Il est grand temps que je vous explique que le Brésil n’est autre que le cinquième plus grand pays au monde, sa superficie atteignant 8.515.867 km2. Il est de même le cinquième pays le plus peuplé avec une population totale avoisinant les 205 millions d’habitants, voilà il ne vous reste plus qu’à replacer ça à bon escient pour avoir l’air cultivé. Mais vous voudrez savoir en plus pourquoi l’allemand est couramment pratiqué dans le coin.
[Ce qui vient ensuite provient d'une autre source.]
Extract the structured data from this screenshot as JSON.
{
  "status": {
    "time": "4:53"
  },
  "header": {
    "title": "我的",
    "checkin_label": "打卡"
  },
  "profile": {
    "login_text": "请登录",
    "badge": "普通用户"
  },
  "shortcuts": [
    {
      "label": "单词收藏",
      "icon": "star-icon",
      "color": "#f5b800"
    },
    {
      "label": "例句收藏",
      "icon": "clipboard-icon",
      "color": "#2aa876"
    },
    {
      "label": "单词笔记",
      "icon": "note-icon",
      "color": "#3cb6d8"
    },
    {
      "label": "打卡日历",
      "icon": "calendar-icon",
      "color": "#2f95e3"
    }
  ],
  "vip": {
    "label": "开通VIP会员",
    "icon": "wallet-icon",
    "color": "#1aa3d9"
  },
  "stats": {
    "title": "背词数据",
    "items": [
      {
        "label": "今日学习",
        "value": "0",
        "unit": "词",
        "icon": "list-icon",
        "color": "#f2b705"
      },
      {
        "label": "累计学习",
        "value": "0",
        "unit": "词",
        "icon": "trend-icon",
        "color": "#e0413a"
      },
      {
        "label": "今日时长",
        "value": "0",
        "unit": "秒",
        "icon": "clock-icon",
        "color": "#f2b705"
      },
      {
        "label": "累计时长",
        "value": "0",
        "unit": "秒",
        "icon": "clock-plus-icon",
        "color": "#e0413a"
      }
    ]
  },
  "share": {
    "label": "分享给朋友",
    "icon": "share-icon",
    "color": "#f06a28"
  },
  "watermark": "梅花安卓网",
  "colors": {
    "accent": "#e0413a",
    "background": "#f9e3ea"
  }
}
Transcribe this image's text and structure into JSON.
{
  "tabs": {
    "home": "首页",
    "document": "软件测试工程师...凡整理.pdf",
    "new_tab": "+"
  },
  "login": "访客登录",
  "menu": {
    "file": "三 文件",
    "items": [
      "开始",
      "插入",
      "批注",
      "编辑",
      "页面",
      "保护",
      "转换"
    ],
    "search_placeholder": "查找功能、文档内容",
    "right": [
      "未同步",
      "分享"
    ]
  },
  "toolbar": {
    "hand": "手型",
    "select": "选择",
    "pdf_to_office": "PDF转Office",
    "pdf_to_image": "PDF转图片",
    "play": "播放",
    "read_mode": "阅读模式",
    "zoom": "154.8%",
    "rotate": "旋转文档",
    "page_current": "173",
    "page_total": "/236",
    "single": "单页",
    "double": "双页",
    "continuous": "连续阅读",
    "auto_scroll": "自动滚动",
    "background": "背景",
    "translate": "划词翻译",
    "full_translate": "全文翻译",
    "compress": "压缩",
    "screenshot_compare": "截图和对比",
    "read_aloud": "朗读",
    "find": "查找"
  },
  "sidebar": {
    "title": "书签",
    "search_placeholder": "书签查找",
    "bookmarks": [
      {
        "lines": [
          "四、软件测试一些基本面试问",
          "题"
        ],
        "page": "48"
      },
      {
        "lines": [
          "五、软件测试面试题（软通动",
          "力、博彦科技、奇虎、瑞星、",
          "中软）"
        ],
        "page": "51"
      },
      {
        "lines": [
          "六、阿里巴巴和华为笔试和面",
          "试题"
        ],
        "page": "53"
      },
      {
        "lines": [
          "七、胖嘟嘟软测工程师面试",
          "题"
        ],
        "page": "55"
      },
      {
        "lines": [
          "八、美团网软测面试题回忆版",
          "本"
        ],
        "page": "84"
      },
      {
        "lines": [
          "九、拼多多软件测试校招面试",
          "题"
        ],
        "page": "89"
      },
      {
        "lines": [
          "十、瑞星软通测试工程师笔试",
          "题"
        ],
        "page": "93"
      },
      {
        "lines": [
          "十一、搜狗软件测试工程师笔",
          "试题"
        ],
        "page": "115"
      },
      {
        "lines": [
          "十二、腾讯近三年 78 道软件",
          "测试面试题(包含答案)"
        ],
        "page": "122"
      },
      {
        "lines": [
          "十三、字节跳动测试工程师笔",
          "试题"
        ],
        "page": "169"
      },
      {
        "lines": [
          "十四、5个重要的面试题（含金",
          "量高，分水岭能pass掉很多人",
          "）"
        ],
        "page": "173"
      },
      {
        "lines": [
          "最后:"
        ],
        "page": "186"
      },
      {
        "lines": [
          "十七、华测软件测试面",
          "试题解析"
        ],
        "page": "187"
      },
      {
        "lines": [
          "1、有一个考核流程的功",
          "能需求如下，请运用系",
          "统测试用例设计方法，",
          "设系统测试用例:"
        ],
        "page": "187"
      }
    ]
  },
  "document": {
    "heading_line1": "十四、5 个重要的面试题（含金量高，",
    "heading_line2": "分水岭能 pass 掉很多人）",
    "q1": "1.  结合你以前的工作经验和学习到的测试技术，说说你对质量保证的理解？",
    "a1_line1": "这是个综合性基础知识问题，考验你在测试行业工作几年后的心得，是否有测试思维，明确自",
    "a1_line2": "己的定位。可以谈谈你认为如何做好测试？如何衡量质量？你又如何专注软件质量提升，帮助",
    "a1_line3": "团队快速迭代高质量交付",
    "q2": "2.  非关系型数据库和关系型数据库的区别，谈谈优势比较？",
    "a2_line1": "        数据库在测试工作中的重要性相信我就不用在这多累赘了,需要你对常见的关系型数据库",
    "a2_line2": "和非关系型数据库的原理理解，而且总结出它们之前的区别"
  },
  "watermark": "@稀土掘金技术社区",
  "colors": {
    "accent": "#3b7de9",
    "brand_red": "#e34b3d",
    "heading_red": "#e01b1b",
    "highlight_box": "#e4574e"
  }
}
Au début de son règne, l’empereur auto-proclamé Pedro Ier veut asseoir la souveraineté brésilienne, dont il a de même décrété l’indépendance vis à vis du Portugal en 1822, dans les états du Sud qui sont convoités par les pays voisins. Influencé par son épouse Leopoldina, qui n’est autre qu’une Habsbourg – encore eux, il offre des terres à une première vague de migrants allemands de quelques milliers d’individus qui y développent l’agriculture. Ces derniers trouvant l’accueil vraiment « sehr gut », ces nouvelles contrées ont bonne presse en Germanie et d’autres vagues se succédent au gré d’enjeux politiques, historiques et économiques, si bien qu’environ 300.000 teutons s’installent au Brésil entre 1824 et 1970, emportant avec eux leur architecture à colombage et leur art culinaire : bradwurst et pilsen sont à l’honneur. Il nous faudra revenir plus tard pour l’Oktoberfest !
28 mars 2016.
Encore une journée relax, on va faire quelques courses pour remplir le frigo en en prévision de l’arrivée des français Cavagnis (Martin, Elsa, Juliette et Christophe), avec qui nous sommes en contact depuis peu, une légende dans le milieu des voyageurs en camping-car : tandis que la plupart des familles le font sur une ou deux années, les Cavagnis étalent leur tour des Amériques sur plus de quatre ans. Leur parcours en motorhome touche à sa fin et ils sont en phase de réflexion pour la suite : s’installer pour de bon en Amérique ou retourner en France. En ce qui nous concerne, la marge de réflexion sera limitée au choix de la couleur de nos chaussettes pour la rentrée d’ici cinq mois, mais on se prend au jeu avec eux et on étudie les suggestions en retraçant nos parcours respectifs.
29 mars 2016.
Les enfants jouent longuement ensemble et disparaissent dans le bosquet et l’immense terrain de notre bivouac, Valentin se perd et fait un sitting jusqu’à ce que je vienne le secourir. Mon épouse soupirera : « Mais il n’en rate pas une, ce petit bonhomme », avec toute sa fierté maternelle. A midi, les Français organisent une chasse aux œufs. Les petits sont surexcités et courent dans tous les sens pour retrouver les 46 chocolats. Il en manquera malheureusement un, ce qui fera sans doute le bonheur des fourmis, si pas des macaques. On y va mollo ce soir parce que je n’ai pas encore récupéré de la veille.
30 mars 2016.
Faute de bus, c’est en taxi que nous retournons à l’hôpital pour y faire ôter les fils des points de suture de Valentin, qui grimace mais ne pleure pas. Comme la semaine dernière, le service est rapide, efficace et gratuit.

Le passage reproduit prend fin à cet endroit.